If I purchase the extra freezer I could include several blocks of squash in the inventory. My husband’s memory is intact; I’m certain he’ll remember the recipe. Brown sugar is the key.




Crime Scene Investigation Chicago



It was like an episode of C.S.I. when the team prepares to search a dumpster for some vital clue. I was pulling on a pair of white vinyl exam gloves -- latex free, powder free -- and smoothing each finger so the glove would hug each digit. 

I used an empty plastic garbage bag to hold the contents of our tall kitchen trash can. Unlike the TV investigators who would be seeking elements of a crime, I was hunting for Tommy’s lost keys.

The receptacle was an inspiration and my last hope. My husband and I had already yanked inside-out all the pockets of his clothing. Had already peered under the bed, under the nightstand, under the couch cushions, under the couch. When all of these turned up empty, a dark thought entered my head: Tommy must have left them in the front door and some miscreant absconded with them.

So, I decided to change our morning’s plans. “We’ll go to Sunday breakfast,” I told my husband, “but instead of continuing on to do our banking and our grocery shopping, we’ll come home straight away. I’ll call a locksmith then to change our bolts.” He gave my plan two thumbs up.

As a devotee of all crime shows, I figured that whomever purloined the keys would be watching our house and burglarize it the minute we left. So after exiting the driveway, we drove around the block and crept back home. Since nothing was amiss, we proceeded to a nearby diner.

I raced through my egg white omelet with thoughts of my iMac and iPad being lifted from the house and piled into a white van with the misleading logo of a repair company. “Finish your coffee,” I said to my husband. I was already standing and packing up. “We’ve got to get home.”

No white van was parked in front of our house. Inside, my Apple products were safely tucked in their spots. Nothing had been disturbed. Still, I called a locksmith. While waiting for a callback, I decided on the dumpster-dive routine.

One by one I plucked. Gingerly. First, I lifted out a white cone-shaped coffee filter filled with the morning’s Trader Joe’s French roast. Next, crumpled paper towels that earlier held the ice pack used to soothe my aching back. Onward to dust and dirt swept up from the kitchen floor. Finally, I drew out several tiny foils that once wrapped around miniature chocolate candies.

And there they were: Tommy’s keys, staring up at me as if to say Ta-da! First, I cancelled the locksmith. Then, dangling the keys, I raced upstairs to our bedroom where my husband had not given up the search.  “Look,” I said. “I found them! They were in the garbage.” He grasped the keys, smiled, and plunged his fist deep inside his pocket.

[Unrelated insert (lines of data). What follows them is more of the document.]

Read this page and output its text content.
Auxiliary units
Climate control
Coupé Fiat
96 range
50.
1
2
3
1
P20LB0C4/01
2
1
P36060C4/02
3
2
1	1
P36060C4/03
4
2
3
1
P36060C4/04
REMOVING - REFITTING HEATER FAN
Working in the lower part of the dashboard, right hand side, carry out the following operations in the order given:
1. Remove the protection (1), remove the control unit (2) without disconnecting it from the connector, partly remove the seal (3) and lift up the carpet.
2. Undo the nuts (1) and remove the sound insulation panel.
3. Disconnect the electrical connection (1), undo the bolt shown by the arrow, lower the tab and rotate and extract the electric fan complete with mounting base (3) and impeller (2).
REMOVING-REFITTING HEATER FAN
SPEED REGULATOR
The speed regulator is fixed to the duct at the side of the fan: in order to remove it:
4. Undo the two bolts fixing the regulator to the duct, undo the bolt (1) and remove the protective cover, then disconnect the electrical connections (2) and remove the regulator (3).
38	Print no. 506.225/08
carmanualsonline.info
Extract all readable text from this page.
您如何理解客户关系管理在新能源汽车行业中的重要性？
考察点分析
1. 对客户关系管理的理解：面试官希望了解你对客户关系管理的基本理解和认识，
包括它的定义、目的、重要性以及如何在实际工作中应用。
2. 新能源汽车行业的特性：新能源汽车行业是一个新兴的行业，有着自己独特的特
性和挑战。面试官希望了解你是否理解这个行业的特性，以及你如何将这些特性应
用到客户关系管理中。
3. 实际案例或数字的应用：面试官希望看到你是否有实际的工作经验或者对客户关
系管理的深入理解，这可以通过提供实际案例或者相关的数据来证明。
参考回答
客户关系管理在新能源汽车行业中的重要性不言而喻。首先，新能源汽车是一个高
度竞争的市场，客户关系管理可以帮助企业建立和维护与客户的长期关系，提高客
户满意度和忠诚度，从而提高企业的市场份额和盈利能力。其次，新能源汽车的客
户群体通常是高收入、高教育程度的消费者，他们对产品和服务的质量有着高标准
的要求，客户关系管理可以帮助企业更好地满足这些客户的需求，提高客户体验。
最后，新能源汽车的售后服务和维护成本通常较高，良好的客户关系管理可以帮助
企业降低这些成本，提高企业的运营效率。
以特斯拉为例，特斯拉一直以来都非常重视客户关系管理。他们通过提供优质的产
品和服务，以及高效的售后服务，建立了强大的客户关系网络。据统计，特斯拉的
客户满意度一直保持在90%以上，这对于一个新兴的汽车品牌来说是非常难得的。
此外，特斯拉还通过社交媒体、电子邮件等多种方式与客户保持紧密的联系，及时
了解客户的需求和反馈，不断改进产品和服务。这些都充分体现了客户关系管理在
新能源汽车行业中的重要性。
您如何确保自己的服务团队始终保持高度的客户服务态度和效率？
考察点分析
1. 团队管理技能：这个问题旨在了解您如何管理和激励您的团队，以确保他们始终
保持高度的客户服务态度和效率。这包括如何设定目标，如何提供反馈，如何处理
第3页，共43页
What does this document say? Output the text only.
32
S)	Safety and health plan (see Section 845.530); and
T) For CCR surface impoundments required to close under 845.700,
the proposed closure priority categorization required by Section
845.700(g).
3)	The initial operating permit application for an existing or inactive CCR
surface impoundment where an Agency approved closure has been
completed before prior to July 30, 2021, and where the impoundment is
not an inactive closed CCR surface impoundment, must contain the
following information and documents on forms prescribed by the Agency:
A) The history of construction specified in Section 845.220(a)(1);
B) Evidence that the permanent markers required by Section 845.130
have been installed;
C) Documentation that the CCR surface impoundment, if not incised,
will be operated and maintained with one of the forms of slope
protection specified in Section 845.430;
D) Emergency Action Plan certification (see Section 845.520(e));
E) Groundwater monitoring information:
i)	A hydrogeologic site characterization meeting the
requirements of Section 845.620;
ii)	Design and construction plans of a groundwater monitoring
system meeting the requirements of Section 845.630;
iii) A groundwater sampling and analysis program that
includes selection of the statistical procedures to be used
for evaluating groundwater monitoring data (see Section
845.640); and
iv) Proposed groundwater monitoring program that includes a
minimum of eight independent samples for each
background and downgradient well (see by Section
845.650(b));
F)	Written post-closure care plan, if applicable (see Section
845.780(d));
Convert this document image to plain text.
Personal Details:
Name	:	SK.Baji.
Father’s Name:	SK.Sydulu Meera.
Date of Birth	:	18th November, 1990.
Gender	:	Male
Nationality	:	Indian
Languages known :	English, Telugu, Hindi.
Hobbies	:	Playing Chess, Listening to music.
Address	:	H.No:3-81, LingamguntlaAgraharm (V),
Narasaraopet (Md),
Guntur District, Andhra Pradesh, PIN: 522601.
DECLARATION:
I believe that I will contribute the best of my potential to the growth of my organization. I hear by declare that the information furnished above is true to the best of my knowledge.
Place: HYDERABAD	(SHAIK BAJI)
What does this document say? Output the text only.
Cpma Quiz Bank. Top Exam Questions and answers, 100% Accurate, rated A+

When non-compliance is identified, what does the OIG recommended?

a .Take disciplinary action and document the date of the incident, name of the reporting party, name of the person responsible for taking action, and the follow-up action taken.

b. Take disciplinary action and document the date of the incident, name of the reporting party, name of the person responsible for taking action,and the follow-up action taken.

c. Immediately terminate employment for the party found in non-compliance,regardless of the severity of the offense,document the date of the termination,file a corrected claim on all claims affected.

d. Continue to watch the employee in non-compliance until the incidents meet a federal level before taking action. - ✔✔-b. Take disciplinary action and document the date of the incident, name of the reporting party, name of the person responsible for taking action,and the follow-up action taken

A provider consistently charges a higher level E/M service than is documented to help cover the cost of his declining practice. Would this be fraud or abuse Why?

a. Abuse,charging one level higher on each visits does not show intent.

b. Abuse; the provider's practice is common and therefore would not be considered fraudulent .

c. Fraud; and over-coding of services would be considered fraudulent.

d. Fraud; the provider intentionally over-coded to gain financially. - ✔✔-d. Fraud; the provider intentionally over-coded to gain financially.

This is what I figured happened: Tommy had left our neighborhood Block Party before me. He let himself into the house, removed his keys from the lock, but kept them in his hand. Then, he went straight to the freezer, plucked a candy from the door’s shelf, unwrapped it, and tossed foil and keys into the garbage.

I could ascribe Tommy’s lapse to his illness, but then a list of my follies -- and that of my two daughters -- popped into my brain. Once, I left my fully-loaded backpack on the floor of a local McDonalds -- overnight. Gratefully, the manager spotted the bag and held it for me until I came for it the next morning.

Another time, I left my wallet on the counter at Trader Joe’s. I didn’t discover my loss until I got home and was about to put away my receipt. An eagle-eyed employee had spotted it and kept it safe until I returned within the hour to retrieve it.

I remembered Faith’s story of leaving her MacBook on a seat at the boarding gate and not remembering it until she was belted in. A plea to the flight attendant miraculously won her an escape to pick it up exactly where she had left it.

And Jill left her MacAir still charging at her sister’s house after she had hugged goodbye and departed for Los Angeles. Federal Express brought it home to her within two days.

I relate these tales -- you are likely already contributing your own lost and misplaced examples -- to emphasize that sometimes, missing objects are not a result of some sort of theft, but instead are just a case of plain old absentmindedness. Nothing more.